Theraps
- Conservation status: Least Concern (IUCN 3.1)

Scientific classification
- Kingdom: Animalia
- Phylum: Chordata
- Class: Actinopterygii
- Order: Cichliformes
- Family: Cichlidae
- Genus: Theraps Günther, 1862
- Species: T. irregularis
- Binomial name: Theraps irregularis Günther, 1862

= Theraps =

- Genus: Theraps
- Species: irregularis
- Authority: Günther, 1862
- Conservation status: LC
- Parent authority: Günther, 1862

Genus of fish

Theraps is a genus of cichlid fish that includes only a single species, the Arroya cichlid (Theraps irregularis) from fast-flowing rivers and streams in the Usumacinta and Polochic basins of southern Mexico and Guatemala.
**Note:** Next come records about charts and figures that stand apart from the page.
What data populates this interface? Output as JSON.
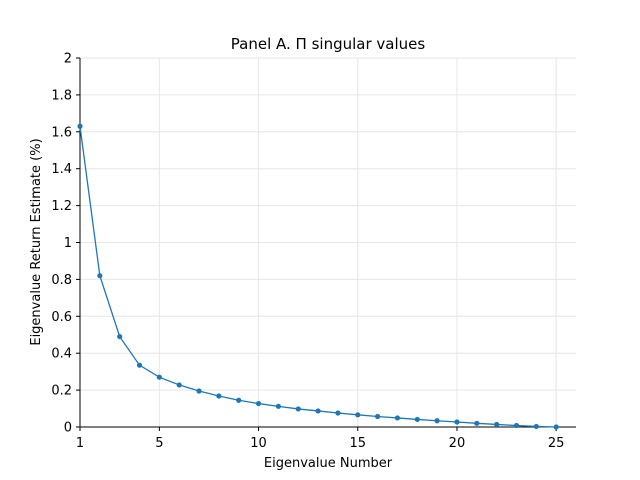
{
  "chart_data": {
    "type": "line",
    "title": "Panel A. Π singular values",
    "xlabel": "Eigenvalue Number",
    "ylabel": "Eigenvalue Return Estimate (%)",
    "xlim": [
      1,
      26
    ],
    "ylim": [
      0,
      2
    ],
    "x_ticks": [
      1,
      5,
      10,
      15,
      20,
      25
    ],
    "y_ticks": [
      0,
      0.2,
      0.4,
      0.6,
      0.8,
      1,
      1.2,
      1.4,
      1.6,
      1.8,
      2
    ],
    "x_tick_labels": [
      "1",
      "5",
      "10",
      "15",
      "20",
      "25"
    ],
    "y_tick_labels": [
      "0",
      "0.2",
      "0.4",
      "0.6",
      "0.8",
      "1",
      "1.2",
      "1.4",
      "1.6",
      "1.8",
      "2"
    ],
    "grid": true,
    "series": [
      {
        "color": "#1f77b4",
        "x": [
          1,
          2,
          3,
          4,
          5,
          6,
          7,
          8,
          9,
          10,
          11,
          12,
          13,
          14,
          15,
          16,
          17,
          18,
          19,
          20,
          21,
          22,
          23,
          24,
          25
        ],
        "y": [
          1.63,
          0.82,
          0.49,
          0.335,
          0.27,
          0.228,
          0.195,
          0.168,
          0.145,
          0.127,
          0.112,
          0.098,
          0.087,
          0.076,
          0.066,
          0.057,
          0.049,
          0.041,
          0.034,
          0.027,
          0.02,
          0.014,
          0.008,
          0.003,
          0.0
        ]
      }
    ]
  }
}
It is a medium-sized cichlid, up to 19 cm in standard length.

==Taxonomy==
Historically, Theraps was included in Cichlasoma. Once recognized as its own genus, it sometimes included a wide range of species now known to belong in other genera, including Cincelichthys, Chortiheros, Chuco, Cryptoheros, Kihnichthys, Oscura, Paraneetroplus, Rheoheros, Talamancaheros, Tomocichla and Wajpamheros. In a major review of 2015, only five species remained in this genus, but in 2016 it was shown that four of these were not close relatives of the Theraps type species, T. irregularis, resulting in them being moved to Chuco and Wajpamheros. As a consequence, Catalog of Fishes now recognizes Theraps as only including the type species, and as of 2023 FishBase agrees.